第52話:反撃の狼煙
「記憶の再生……。そして、魔力の増幅……」
俺は、覚醒したペンダント『アストライアー』の機能と、辺境伯の日記に記されていた内容を、頭の中で反芻する。
点と点が、線として繋がっていく感覚。
王子派閥の最終目的は、禁忌の魔道具『天を穿つもの(ロンギヌス)』の復活。
そのために、奴らは古代遺跡の発掘を進めている。
そして、辺境伯は、その動きを秘密裏に調査していた。
このペンダントは、その調査の過程で、父君が訪れた場所や、触れた物に残留した「記憶」を再生するための鍵なのだ。
日記に記された情報が「線」だとしたら、このペンダントで再生される記憶は、動かぬ「証拠」となる。
「……そういうことか」
俺は、全てを理解した。
これは、もはやアルテミス家の復讐という、個人的な問題ではない。
もし、王子たちが本当に『天を穿つもの』を復活させれば、その力で他国への侵攻を開始するだろう。
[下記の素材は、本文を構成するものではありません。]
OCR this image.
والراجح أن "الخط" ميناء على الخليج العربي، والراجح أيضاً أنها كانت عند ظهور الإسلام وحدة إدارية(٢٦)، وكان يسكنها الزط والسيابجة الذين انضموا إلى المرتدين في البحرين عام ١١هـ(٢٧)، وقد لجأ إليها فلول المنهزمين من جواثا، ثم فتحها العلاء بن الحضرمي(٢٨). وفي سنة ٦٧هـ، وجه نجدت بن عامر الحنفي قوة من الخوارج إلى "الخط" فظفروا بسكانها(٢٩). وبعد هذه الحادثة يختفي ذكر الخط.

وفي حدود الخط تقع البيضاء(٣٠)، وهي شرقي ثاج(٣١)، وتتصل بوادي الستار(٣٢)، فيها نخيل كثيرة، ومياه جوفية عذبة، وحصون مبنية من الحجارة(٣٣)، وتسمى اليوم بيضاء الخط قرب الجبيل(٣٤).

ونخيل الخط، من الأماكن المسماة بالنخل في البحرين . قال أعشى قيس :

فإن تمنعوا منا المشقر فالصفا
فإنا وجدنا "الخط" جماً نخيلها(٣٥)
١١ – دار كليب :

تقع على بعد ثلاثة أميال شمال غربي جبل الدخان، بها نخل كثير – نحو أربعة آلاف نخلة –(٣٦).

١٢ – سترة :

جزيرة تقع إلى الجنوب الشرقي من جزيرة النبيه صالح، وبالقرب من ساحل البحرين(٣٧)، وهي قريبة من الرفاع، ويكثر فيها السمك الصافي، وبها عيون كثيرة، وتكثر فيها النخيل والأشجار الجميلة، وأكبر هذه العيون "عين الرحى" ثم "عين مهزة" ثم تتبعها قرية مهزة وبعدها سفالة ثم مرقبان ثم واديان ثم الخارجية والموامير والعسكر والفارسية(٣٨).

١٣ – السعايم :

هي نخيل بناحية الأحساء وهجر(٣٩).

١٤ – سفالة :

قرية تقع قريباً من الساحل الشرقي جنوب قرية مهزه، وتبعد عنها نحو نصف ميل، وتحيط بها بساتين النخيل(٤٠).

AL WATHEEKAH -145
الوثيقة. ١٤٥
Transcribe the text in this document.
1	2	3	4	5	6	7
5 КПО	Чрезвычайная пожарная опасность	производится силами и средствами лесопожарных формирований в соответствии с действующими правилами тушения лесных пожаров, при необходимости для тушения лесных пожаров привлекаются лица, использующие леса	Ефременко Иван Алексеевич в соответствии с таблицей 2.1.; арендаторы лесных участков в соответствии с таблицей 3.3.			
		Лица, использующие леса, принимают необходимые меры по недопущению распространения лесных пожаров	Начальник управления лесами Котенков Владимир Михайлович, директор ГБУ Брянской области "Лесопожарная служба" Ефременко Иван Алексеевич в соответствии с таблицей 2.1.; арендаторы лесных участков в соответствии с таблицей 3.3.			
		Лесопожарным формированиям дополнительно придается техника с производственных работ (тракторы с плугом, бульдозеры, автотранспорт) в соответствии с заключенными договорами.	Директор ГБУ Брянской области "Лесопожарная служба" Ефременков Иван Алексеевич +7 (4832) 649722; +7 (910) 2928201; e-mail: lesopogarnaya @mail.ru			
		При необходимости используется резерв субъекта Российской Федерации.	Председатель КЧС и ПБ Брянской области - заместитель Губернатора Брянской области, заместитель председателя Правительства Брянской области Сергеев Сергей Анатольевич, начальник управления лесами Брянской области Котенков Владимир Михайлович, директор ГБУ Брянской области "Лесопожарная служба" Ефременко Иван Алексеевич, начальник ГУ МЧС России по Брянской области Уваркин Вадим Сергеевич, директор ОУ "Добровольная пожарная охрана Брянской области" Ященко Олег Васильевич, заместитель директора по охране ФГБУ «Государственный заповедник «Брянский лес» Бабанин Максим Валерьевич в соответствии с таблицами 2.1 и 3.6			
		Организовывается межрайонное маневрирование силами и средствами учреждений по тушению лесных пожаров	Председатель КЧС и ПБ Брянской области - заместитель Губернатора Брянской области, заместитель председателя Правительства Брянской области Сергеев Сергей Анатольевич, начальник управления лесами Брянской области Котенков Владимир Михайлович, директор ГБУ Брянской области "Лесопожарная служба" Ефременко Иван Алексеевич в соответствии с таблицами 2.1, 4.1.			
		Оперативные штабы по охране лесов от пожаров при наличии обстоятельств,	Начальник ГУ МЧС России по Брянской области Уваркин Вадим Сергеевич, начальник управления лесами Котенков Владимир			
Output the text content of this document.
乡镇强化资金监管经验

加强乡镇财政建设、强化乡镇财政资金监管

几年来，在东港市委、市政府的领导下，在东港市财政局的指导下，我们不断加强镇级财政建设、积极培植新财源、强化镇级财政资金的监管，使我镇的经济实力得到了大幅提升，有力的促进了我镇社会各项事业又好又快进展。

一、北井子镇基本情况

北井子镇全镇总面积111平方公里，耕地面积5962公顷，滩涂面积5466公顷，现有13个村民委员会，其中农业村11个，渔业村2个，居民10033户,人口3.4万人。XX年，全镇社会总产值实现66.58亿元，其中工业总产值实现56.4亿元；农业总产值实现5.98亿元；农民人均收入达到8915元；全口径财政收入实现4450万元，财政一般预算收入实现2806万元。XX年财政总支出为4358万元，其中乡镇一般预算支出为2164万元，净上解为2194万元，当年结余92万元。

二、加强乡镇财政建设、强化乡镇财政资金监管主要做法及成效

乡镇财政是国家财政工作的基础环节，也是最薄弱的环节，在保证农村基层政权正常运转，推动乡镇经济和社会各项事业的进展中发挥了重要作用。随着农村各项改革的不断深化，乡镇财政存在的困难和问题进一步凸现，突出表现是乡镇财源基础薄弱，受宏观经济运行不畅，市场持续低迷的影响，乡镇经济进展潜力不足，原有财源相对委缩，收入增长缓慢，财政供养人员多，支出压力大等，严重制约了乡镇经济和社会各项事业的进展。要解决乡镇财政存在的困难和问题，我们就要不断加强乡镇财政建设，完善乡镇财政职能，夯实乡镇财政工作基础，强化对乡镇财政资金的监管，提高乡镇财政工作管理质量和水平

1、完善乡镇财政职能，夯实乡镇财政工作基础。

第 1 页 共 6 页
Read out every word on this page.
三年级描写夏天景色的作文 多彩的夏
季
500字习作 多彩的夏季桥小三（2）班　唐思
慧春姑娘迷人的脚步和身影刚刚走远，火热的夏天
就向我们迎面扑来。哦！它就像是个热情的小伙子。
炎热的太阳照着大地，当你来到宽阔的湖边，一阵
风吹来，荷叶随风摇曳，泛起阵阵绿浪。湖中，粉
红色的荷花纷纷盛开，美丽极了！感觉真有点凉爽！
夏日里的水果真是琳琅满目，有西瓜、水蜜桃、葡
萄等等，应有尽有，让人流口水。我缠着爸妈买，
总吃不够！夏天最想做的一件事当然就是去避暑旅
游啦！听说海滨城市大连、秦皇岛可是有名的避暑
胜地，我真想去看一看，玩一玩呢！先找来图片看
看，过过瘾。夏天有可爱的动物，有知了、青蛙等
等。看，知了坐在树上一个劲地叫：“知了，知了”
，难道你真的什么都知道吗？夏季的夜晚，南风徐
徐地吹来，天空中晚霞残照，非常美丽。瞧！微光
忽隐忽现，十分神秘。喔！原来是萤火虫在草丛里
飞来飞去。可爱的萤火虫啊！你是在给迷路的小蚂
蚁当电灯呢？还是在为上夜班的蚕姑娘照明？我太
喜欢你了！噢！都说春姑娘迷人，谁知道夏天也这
そうなれば、この国だけでなく、世界中が戦火に包まれることになる。
それは、世界全体を巻き込む、巨大な災厄の始まりだ。
「ユウキ……?」
俺が黙り込んだままなのを見て、ルナが不安そうに俺の顔を覗き込む。
俺は、彼女の目を見て、静かに、しかし力強く言った。
「……戦うぞ、ルナ」
「え……?」
「これはもう、あんたの家の復讐だけの話じゃない。俺たちが、この世界の不条理に、反撃するための戦いだ」
俺の心に、黒い炎が再び燃え盛るのを感じていた。
だが、それはもう、ただの人間不信や絶望からくる冷たい炎ではなかった。
俺を裏切り、絶望の淵に突き落とした、この世界そのものへ。
そして、同じように、理不尽に全てを奪われたこの少女の運命へ。
その全てに、抗うための、熱い怒りの炎だった。
「俺は、もう逃げない。奪われるだけの人生は、もう終わりだ。俺は、俺の力で、この腐った運命を、世界を、変えてみせる」
俺の宣言に、ルナは息を呑んだ。
だが、すぐに、その瞳に俺と同じ、強い決意の光を宿した。
「……うん。私も、戦う。ユウキと、一緒に」
俺たちは、長老に向き直った。
「長老。俺たちは、行く。王子たちの野望を阻止するために」
長老は、俺たちの覚悟を認めると、深く、深く頷いた。
「……承知いたしました。姫君と、そのパートナー殿の意志、確かに見届けました。この里の者一同、お二人のご武運を、心よりお祈りしております」
俺は、覚醒した『アストライアー』を、ルナの首にそっとかけた。
蒼く輝くペンダントが、彼女の胸元で、確かな存在感を放っている。
「最初の目的地は、どこだ?」
俺が尋ねると、ペンダントに触れたルナの脳裏に、ぼんやりとしたイメージが流れ込んできたようだった。
「……古い、砦……。石造りの、大きな……」
古い砦。
おそらく、辺境伯が最初に調査した、古代遺跡の一つだろう。
そこへ行けば、新たな「記憶」が、そして次なる道筋が示されるはずだ。
俺たちは、里の者たちに見送られ、再び旅支度を整えた。
もう、追手に怯えるだけの逃亡じゃない。
これは、反撃の狼煙を上げるための、俺たちの最初の戦いだ。
俺は、隣に立つパートナーの手を強く握りしめた。
「行くぞ、ルナ」
「はい、ユウキ」
二人は、守りから攻めへと転じるための、新たな旅へと、決意を胸に踏み出した。